When we set out to select the inaugural Streaming Media 100, our goal was simple: create a list of the most important companies in online video. Actually creating that list was, of course, anything but simple.
We began with a list of nearly 200 companies, from all points in the online video ecosystem — from the record button on a video camera to the play button on the viewing device, and everything in between. Still, as you might expect from a publication that is at least in part a trade magazine, the list is heaviest on companies in the middle of that continuum and lightest on the companies on either end.
We considered developing a list of empirically verifiable criteria against which to evaluate each company, but then we realized that was a fool’s errand. While it might ensure against criticism, it wouldn’t in and of itself give the list any more value than what we ended up doing, which was to ask 10 industry experts — all regular contributors to Streaming Media — to provide us with a list of nominees to which we would all assign a value of 0 to 5; 0 being “doesn’t belong on the list at all” and 5 being “the list would be suspect without it.” Then we averaged all the judges’ scores for our final ranking. (In case you’re wondering, only one company — YouTube — scored a perfect 5.)
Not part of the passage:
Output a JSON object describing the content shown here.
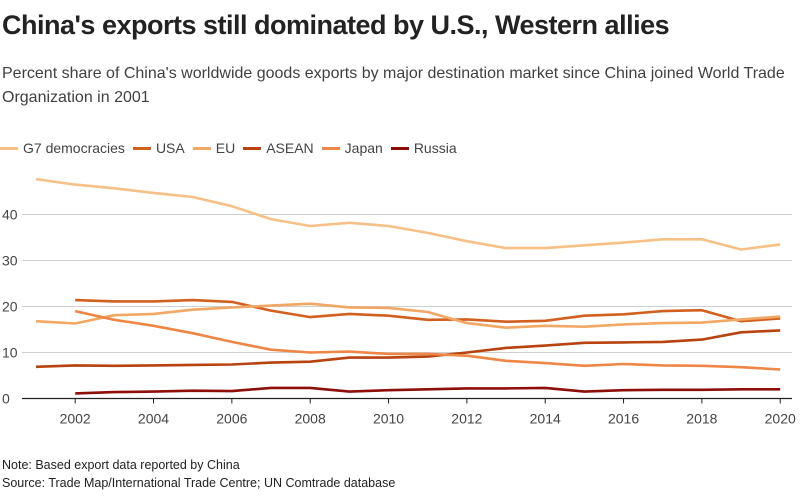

We wanted to create a list that would be both representative and thought-provoking, which means that hopefully you’ll respond to entries with “huh?” at least as often as you respond with "duh.” That doesn’t mean we included all the left-field suggestions from our judges. For instance, TED.com’s successful video offering—the pricey, some even say elitist, conference puts videos of every one of its inspiring talks online, for free — could teach a few of the larger social video sharing sites a few things about how to lay out content, says Streaming Media contributing editor Jose Castillo. In the end, though, TED didn’t make the cut, simply because its impact on online video hasn’t been felt as deeply as perhaps it should have been.
Does that mean we only included companies that have had an undeniable impact on the industry? Not necessarily. At least one small company made the final cut simply because it has not only survived but thrived for 13 years, through not one but two tech bubbles, growing slowly but surely, not via venture capital but internal reinvestment, based not in Silicon Valley, New York, or Hollywood but in Detroit. PowerStream may not have the most customers, and it didn’t invent any groundbreaking technology, but it deserves recognition nonetheless.
So if any of the companies in the first annual Streaming Media 100 have you scratching your head, take the time to do a little research and find out what they’re all about. You just might be surprised.